I am working on 1000Genome data. I'd like to find for every population SNPs that are only found in a selected population (population private SNPs). Now, how I'd go about it is to recursively find the difference between sets of SNPs in different populations say for YRI and LWK, I'd get all the SNPs in YRI and filter out the SNPs that are shared between YRI and LWK. I'd repeat the exercise for the other populations. I tend to think that this kind of a functionality would have been implemented in one of the VCF analysis tools or genome analysis software if you know of a command or pipeline that implements this functionality please let me know. I could code up the solution but it'd save me a great deal of time if I could avoid redundancy.
Don't know about exiting tools. But we could get frequency per population, then use set operations to get SNP lists?
^^ It does indeed seem to be as straight forward as how zx8754 describes. The allele frequency data can be used to infer alleles that are only present in one population group or another. If I was actively working on this, I would spend some time to get the 1000 Genomes data into a single BCF and also a PLINK dataset, where it would then be easier to work with it.

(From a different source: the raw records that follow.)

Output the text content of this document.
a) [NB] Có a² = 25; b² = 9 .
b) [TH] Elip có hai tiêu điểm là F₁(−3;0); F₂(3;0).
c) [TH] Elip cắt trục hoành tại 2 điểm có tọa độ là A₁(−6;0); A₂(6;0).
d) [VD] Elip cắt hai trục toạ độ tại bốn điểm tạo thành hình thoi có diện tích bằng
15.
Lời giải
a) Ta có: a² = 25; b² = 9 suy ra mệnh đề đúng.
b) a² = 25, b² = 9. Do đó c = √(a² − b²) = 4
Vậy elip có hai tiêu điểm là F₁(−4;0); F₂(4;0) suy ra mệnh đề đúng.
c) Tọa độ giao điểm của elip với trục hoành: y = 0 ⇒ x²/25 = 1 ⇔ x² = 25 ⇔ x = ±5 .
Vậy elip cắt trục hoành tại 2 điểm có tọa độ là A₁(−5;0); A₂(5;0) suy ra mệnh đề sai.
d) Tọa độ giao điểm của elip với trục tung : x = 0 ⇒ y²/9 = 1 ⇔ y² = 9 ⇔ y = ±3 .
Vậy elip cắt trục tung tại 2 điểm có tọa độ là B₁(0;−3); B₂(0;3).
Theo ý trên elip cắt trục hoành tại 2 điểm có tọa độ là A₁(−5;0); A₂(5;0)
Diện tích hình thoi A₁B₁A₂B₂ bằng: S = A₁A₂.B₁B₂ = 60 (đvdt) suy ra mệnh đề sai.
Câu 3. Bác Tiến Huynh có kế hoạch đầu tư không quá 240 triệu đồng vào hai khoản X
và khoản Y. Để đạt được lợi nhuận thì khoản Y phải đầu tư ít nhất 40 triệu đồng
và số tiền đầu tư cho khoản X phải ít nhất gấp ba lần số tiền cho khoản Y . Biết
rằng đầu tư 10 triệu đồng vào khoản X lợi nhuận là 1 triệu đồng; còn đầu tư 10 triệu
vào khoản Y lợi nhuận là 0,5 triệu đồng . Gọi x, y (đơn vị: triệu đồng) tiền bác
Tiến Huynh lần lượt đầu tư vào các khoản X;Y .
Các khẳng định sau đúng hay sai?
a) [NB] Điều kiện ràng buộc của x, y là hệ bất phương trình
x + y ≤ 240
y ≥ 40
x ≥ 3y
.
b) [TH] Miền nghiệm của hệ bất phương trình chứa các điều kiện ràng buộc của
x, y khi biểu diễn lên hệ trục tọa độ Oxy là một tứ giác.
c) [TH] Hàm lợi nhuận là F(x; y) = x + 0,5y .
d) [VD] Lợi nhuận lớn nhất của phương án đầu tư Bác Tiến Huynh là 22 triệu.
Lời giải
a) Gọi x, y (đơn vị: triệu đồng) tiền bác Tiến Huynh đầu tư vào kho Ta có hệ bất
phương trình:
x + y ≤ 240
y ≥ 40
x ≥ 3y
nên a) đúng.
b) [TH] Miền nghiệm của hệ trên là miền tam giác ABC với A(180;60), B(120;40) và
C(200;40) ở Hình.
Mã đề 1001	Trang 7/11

Thanks, I have one more question. I split the bed files by sub-population by running
plink --bfile <MyFile.bed> --keep </path/to/sample/ids>
. How do I test whether the allele frequencies are different across populations. I am considering 7 sub-populations of the 1000Genome data set for my analysis. I believe that I'll need to build a phenotype file for this. I am not clear on how to build the file and run it onplink
. I would appreciate a format of the file and possibly plink commands.